Türk işinden benim anladığım şu, Çok büyük ve havalı reklamlarla sunulan intibanın çeyreği bile olmayacak bir yapım.
Bilimsel bir kafa için önce bilimsel temellere oturtulacak bir hayal gücü lazım. Oysa ülkemizde, inanç, bilimsel mantığın önüne geçmiş durumda.
Sonra bizler bir işe başladığımızda çok aceleciyiz. Sistemli bir şekilde iş planı takip etmiyoruz. İlk adımlardaki mükemmelliği ve özeni kısa zamanda kaybediyoruz. Daha sonra işin kolayına ve hatta üçkağıdına kaçıyoruz.
Başladığımız işleri bitirmeyi genellikle başkalarına bırakıyoruz.
Toplumsal Sanat görgümüz çok düşük. Resim, heykel, tiyatro gibi görsel ve estetik sanatlar bizde zayıf.
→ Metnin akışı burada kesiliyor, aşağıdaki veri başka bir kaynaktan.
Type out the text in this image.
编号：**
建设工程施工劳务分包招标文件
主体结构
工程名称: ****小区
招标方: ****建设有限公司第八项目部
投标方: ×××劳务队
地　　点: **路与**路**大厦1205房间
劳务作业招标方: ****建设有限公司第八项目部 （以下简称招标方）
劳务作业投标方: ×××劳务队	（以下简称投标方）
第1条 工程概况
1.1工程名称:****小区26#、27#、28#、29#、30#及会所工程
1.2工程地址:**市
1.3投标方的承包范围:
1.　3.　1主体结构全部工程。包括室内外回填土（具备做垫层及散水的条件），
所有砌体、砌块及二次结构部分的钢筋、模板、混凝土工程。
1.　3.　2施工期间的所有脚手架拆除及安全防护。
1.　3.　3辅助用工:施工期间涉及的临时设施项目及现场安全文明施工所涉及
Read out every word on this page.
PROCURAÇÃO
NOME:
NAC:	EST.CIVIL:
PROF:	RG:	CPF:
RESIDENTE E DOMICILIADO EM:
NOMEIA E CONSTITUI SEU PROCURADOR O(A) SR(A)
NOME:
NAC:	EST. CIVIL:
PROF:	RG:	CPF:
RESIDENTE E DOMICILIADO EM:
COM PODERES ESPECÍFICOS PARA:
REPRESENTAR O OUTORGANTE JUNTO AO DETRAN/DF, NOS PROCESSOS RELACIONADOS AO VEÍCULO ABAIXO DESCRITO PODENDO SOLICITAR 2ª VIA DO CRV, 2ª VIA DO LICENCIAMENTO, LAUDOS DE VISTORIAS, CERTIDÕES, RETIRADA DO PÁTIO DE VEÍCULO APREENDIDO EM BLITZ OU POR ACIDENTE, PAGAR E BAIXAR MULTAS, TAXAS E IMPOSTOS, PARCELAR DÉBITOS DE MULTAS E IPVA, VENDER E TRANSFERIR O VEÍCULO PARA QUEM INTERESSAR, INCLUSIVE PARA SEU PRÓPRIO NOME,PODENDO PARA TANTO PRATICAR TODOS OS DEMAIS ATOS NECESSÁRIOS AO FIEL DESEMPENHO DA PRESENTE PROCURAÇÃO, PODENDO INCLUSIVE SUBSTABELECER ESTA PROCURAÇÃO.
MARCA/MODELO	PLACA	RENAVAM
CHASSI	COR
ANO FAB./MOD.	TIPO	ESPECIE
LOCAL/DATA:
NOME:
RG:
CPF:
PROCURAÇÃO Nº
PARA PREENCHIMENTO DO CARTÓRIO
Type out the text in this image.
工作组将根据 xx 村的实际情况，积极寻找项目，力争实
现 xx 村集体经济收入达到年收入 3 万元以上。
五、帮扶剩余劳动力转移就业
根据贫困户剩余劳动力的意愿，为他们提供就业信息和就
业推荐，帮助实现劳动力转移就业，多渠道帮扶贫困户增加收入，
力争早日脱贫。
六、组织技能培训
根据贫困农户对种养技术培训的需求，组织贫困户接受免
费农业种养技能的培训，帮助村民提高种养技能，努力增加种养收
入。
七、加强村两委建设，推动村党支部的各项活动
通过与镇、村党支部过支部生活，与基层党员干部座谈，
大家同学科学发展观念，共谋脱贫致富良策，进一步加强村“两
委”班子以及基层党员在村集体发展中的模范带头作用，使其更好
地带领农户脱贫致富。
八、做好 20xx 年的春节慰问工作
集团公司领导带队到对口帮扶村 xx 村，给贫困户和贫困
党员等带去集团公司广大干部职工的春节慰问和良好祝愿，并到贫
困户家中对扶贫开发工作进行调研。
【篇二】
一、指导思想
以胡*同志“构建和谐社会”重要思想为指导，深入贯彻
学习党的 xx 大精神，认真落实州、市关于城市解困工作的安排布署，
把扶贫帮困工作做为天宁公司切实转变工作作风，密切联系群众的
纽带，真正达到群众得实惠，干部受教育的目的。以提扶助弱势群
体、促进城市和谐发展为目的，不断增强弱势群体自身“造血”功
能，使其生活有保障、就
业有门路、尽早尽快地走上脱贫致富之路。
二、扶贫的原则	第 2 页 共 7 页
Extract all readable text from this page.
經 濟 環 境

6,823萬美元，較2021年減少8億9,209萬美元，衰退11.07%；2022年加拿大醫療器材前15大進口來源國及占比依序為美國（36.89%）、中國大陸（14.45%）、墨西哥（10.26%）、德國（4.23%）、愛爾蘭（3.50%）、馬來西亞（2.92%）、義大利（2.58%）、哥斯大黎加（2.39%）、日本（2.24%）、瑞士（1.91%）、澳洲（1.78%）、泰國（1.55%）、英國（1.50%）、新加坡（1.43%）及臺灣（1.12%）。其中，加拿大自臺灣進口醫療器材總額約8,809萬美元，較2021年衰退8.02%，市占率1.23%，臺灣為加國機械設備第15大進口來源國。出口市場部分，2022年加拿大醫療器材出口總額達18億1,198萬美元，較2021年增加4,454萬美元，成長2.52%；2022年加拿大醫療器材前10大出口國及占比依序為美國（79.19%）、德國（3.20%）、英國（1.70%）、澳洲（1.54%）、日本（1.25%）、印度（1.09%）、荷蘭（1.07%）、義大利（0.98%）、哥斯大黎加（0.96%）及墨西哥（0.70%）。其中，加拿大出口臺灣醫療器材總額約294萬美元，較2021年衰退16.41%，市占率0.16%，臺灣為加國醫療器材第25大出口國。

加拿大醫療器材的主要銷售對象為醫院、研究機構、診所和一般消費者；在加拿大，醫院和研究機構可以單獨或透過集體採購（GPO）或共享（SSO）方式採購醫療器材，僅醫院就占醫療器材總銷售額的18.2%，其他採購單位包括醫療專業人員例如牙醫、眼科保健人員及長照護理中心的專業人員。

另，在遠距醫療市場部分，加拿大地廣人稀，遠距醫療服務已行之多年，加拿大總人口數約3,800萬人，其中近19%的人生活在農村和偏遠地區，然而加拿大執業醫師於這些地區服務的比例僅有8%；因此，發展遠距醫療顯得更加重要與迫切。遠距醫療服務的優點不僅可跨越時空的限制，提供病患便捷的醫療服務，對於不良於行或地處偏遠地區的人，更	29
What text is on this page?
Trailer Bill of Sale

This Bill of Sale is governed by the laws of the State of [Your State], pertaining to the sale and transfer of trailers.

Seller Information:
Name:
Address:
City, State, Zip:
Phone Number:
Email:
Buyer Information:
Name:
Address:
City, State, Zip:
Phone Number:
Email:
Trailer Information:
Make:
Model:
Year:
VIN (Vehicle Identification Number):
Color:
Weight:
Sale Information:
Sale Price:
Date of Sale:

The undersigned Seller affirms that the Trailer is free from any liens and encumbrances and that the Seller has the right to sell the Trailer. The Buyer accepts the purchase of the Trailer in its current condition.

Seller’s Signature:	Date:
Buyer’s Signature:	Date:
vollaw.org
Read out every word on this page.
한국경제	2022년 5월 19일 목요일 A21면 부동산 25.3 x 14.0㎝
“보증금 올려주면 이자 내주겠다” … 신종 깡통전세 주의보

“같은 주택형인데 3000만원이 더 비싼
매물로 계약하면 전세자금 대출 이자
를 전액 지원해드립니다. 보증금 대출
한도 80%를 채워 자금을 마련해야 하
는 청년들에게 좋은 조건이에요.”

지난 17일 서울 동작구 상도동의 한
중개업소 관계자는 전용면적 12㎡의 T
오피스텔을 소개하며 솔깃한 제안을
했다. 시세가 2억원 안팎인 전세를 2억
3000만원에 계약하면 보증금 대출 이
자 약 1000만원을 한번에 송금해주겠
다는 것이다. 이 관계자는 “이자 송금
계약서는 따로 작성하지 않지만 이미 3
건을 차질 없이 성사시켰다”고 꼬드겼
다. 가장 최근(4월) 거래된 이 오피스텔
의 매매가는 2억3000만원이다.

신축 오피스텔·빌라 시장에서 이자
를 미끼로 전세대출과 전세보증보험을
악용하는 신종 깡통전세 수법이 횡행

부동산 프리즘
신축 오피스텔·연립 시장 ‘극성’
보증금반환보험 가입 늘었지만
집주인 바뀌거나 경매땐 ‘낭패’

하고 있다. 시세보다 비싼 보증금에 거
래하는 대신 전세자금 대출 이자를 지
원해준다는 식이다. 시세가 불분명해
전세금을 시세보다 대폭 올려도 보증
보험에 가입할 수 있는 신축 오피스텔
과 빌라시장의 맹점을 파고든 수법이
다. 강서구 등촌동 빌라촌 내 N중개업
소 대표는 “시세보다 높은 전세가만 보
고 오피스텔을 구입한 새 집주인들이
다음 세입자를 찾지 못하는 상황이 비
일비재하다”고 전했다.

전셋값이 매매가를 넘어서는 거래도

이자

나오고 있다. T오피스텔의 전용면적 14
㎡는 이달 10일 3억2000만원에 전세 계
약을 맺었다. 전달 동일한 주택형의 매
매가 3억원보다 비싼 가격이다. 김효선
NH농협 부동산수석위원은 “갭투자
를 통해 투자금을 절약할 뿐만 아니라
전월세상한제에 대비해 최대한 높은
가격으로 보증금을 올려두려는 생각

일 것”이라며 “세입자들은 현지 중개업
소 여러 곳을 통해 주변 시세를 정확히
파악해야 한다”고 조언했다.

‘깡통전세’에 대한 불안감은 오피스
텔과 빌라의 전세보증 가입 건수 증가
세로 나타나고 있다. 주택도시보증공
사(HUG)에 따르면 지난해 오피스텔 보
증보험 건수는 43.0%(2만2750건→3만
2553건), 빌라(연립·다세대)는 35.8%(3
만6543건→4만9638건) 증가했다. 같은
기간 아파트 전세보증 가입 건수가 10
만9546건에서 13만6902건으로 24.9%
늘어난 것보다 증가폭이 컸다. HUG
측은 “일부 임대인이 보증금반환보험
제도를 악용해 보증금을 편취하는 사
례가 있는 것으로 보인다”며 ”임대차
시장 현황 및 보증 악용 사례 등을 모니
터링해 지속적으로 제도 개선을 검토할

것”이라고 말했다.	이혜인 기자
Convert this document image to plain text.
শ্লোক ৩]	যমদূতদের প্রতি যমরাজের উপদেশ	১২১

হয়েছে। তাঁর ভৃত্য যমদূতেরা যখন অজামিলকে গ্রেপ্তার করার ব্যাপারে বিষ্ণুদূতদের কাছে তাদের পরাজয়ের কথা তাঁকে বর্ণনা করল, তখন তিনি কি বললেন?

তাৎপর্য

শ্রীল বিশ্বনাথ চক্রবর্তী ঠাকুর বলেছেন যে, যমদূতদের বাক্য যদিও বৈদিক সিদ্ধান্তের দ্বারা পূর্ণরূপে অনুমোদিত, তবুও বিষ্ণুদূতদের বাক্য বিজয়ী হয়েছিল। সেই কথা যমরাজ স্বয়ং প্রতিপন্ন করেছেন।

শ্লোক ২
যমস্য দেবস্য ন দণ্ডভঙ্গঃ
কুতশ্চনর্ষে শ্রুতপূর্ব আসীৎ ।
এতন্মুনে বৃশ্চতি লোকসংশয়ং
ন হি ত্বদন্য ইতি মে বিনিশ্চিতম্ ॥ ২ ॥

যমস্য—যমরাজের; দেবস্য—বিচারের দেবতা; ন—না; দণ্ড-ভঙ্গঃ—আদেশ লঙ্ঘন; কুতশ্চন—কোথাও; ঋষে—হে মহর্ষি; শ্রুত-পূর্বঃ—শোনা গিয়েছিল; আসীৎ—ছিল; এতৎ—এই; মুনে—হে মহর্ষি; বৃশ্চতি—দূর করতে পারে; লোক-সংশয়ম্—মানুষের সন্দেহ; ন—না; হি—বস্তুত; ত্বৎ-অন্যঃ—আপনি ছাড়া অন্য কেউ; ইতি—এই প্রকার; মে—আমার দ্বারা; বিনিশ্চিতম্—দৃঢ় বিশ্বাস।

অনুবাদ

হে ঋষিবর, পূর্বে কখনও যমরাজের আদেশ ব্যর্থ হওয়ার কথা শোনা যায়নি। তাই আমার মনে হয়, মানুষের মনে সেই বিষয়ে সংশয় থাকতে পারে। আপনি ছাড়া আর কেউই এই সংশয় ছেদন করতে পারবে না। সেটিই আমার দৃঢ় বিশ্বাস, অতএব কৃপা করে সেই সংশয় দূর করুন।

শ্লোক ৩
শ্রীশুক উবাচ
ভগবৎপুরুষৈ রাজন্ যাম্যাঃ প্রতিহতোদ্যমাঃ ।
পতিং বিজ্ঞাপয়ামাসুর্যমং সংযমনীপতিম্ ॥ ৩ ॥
Bir tabloya bakıp zevk alan, düşüncelere dalan ya da bir bale izleyip duygulanan kaç kişi var ülkemizde ???
Heykel ile kendisini ifade edenleri anlayabilen kaç kişiyiz? :-)
Oysa bilim-kurgu estetik bir zerafette içermeli. Hem kendi içinde tutarlı olmalı, hem de kişinin bakış açısını etkileyip, geliştirmeli. Bu da içerdiği bilginin, sanat ile yoğrulmasıyla mümkündür.
Yapılmasın mı? Elbette yapılsın. Başlangıçtaki hatalar ve eksiklikleri kabullenerek seyredersek. Ama onlarda bunları geliştirir düzeltirse faydalı olur. Bilimkurguyla, fantaziyi karıştırmasınlar yeterli.